Çoğu ağaçlar arkasına gizlenmiş tesis 2 yıl öncesine kadar tam kapasite ile hizmet verirken aniden lağvedildi. Nedenini tahmin edebilirsiniz! Ülkemize döviz getirecek bir turistik tesis yapılacak imiş! Şu sıralarda sanırım yeni sahibini bekliyor!
Yukarıda sizlere yaklaşık 60 yıl süren bir olguyu özetlemeye çalıştım. 2 yıldır geldiğimiz noktada ise ‘yapılmakta olan yanlışın onlarca yıldır yapılan kıyı ve koy yağmacılığının yüzlerce örneğinden biri olmaktan daha öte bir özelliği olduğunu vurgulamam gerekiyor. Şöyle ki:
3 yanı denizlerle çevrili Türkiye’nin en önde gelen kültür zaafiyetlerinin başında belki de ‘su ve kıyı kültürsüzlüğü’ yer almaktadır. Büyük ölçüde tarihsellikten kaynaklanan bu sorunsalı aşacak devlet vizyonu ve devlet politikaları olmadığı için, duyarlı kişi ve devlet kurumlarının, birimlerinin bu sorunun çözümünde yaptığı tekil girişimler ciddi bir önem arz etmektedir. Bu tesisin yok edilmesi de bu bağlamda değerlendirilmelidir.
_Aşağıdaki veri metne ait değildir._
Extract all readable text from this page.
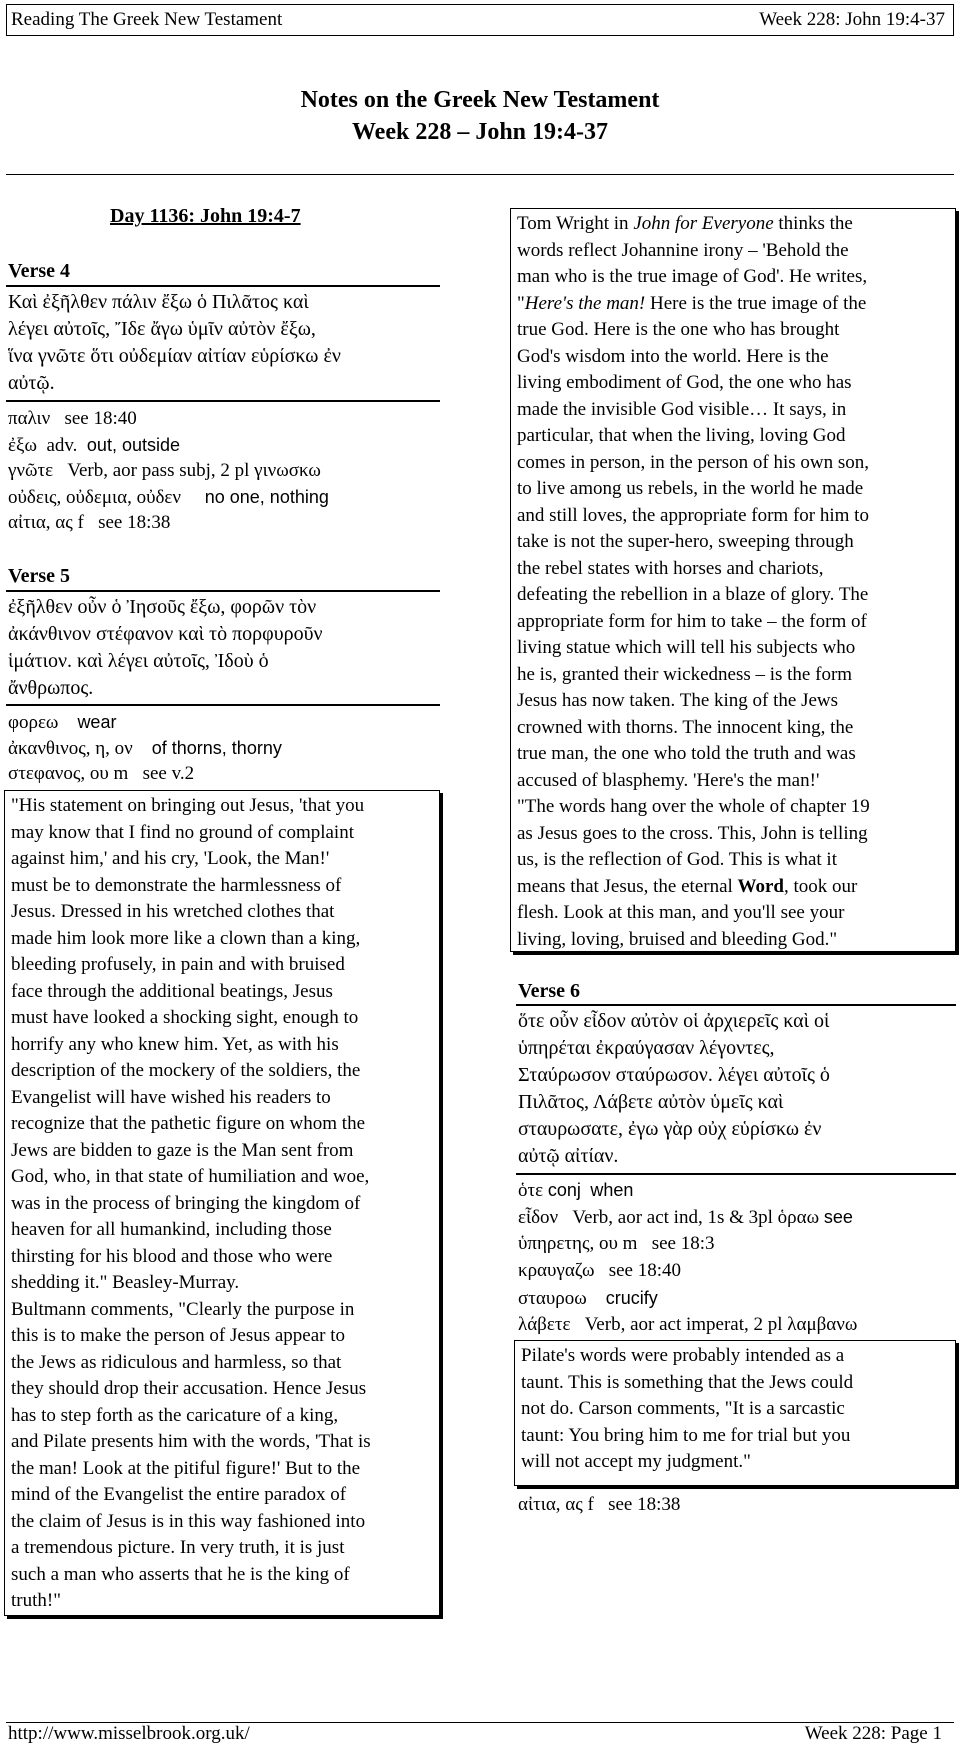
Reading The Greek New Testament	Week 228: John 19:4-37
Notes on the Greek New Testament
Week 228 – John 19:4-37
Day 1136: John 19:4-7
Verse 4
Καὶ ἐξῆλθεν πάλιν ἔξω ὁ Πιλᾶτος καὶ
λέγει αὐτοῖς, Ἴδε ἄγω ὑμῖν αὐτὸν ἔξω,
ἵνα γνῶτε ὅτι οὐδεμίαν αἰτίαν εὑρίσκω ἐν
αὐτῷ.
παλιν see 18:40
ἐξω adv. out, outside
γνῶτε Verb, aor pass subj, 2 pl γινωσκω
οὐδεις, οὐδεμια, οὐδεν no one, nothing
αἰτια, ας f see 18:38
Verse 5
ἐξῆλθεν οὖν ὁ Ἰησοῦς ἔξω, φορῶν τὸν
ἀκάνθινον στέφανον καὶ τὸ πορφυροῦν
ἱμάτιον. καὶ λέγει αὐτοῖς, Ἰδοὺ ὁ
ἄνθρωπος.
φορεω wear
ἀκανθινος, η, ον of thorns, thorny
στεφανος, ου m see v.2

"His statement on bringing out Jesus, 'that you

may know that I find no ground of complaint

against him,' and his cry, 'Look, the Man!'

must be to demonstrate the harmlessness of

Jesus. Dressed in his wretched clothes that

made him look more like a clown than a king,

bleeding profusely, in pain and with bruised

face through the additional beatings, Jesus

must have looked a shocking sight, enough to

horrify any who knew him. Yet, as with his

description of the mockery of the soldiers, the

Evangelist will have wished his readers to

recognize that the pathetic figure on whom the

Jews are bidden to gaze is the Man sent from

God, who, in that state of humiliation and woe,

was in the process of bringing the kingdom of

heaven for all humankind, including those

thirsting for his blood and those who were

shedding it." Beasley-Murray.

Bultmann comments, "Clearly the purpose in

this is to make the person of Jesus appear to

the Jews as ridiculous and harmless, so that

they should drop their accusation. Hence Jesus

has to step forth as the caricature of a king,

and Pilate presents him with the words, 'That is

the man! Look at the pitiful figure!' But to the

mind of the Evangelist the entire paradox of

the claim of Jesus is in this way fashioned into

a tremendous picture. In very truth, it is just

such a man who asserts that he is the king of

truth!"

Tom Wright in John for Everyone thinks the

words reflect Johannine irony – 'Behold the

man who is the true image of God'. He writes,

"Here's the man! Here is the true image of the

true God. Here is the one who has brought

God's wisdom into the world. Here is the

living embodiment of God, the one who has

made the invisible God visible… It says, in

particular, that when the living, loving God

comes in person, in the person of his own son,

to live among us rebels, in the world he made

and still loves, the appropriate form for him to

take is not the super-hero, sweeping through

the rebel states with horses and chariots,

defeating the rebellion in a blaze of glory. The

appropriate form for him to take – the form of

living statue which will tell his subjects who

he is, granted their wickedness – is the form

Jesus has now taken. The king of the Jews

crowned with thorns. The innocent king, the

true man, the one who told the truth and was

accused of blasphemy. 'Here's the man!'

"The words hang over the whole of chapter 19

as Jesus goes to the cross. This, John is telling

us, is the reflection of God. This is what it

means that Jesus, the eternal Word, took our

flesh. Look at this man, and you'll see your

living, loving, bruised and bleeding God."

Verse 6
ὅτε οὖν εἶδον αὐτὸν οἱ ἀρχιερεῖς καὶ οἱ
ὑπηρέται ἐκραύγασαν λέγοντες,
Σταύρωσον σταύρωσον. λέγει αὐτοῖς ὁ
Πιλᾶτος, Λάβετε αὐτὸν ὑμεῖς καὶ
σταυρωσατε, ἐγω γὰρ οὐχ εὑρίσκω ἐν
αὐτῷ αἰτίαν.
ὁτε conj when
εἶδον Verb, aor act ind, 1s & 3pl ὁραω see
ὑπηρετης, ου m see 18:3
κραυγαζω see 18:40
σταυροω crucify
λάβετε Verb, aor act imperat, 2 pl λαμβανω

Pilate's words were probably intended as a

taunt. This is something that the Jews could

not do. Carson comments, "It is a sarcastic

taunt: You bring him to me for trial but you

will not accept my judgment."

αἰτια, ας f see 18:38
http://www.misselbrook.org.uk/	Week 228: Page 1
Tesisin işlevlendirilmesi ve yer seçimi, su ve kıyı kültürsüzlüğümüzden beklenmeyecek derecede isabetlidir. Ancak daha da önemlisi, bu devlet 60 yıla yakın bir denemeyi, giderek artan bir başarıyla sürdürmüştür. Geldiği aşamada ise yapacağı şey bu tesisin mimarisini, programını ve strüktürünü iyileştirmek ve olsa olsa tesisin benzerlerini başka yerlerde realize etmektir.
60 yıldır gençliğe özel bir hizmet veren tesisin kapatılmasına ‘yelkeni, tekneyi, yüzmeyi orada öğrenmiş binlerce kişinin’ tepki göstermemesini belki geleneksel su ve kıyı kültürsüzlüğümüzle bir ölçüde açıklayabiliriz. Ancak bu konuyla doğrudan ya da dolaylı ilgili akademilerimiz, meslek odalarımız, spor kulüplerimiz vb., ve de elbette basınımızın ataletine ne diyeceğiz?
Bazı söylemlere göre öteki dünyada Buda’dan Zeus’a, Apolyon’dan Poseydon’a kadar tüm tanrılar cennet/cehennem sorgulamalarında görevliymiş. Eğer doğru ise deniz tanrısı Poseydon ‘açmış kucağını bizimkileri dört gözle bekliyordur’.
Son bir not: Derler ki insan, hayvan, böcek ve benzeri canlıların tek ortak yanları, yaşadıkları tecrübelerden çıkarttığı sonuçlar ile geri kalan yaşamlarını organize etmeleriymiş. O zaman sormak lazım, yukarıda özetlediğim deneyimi yok sayanlara ne sıfat biçebiliriz?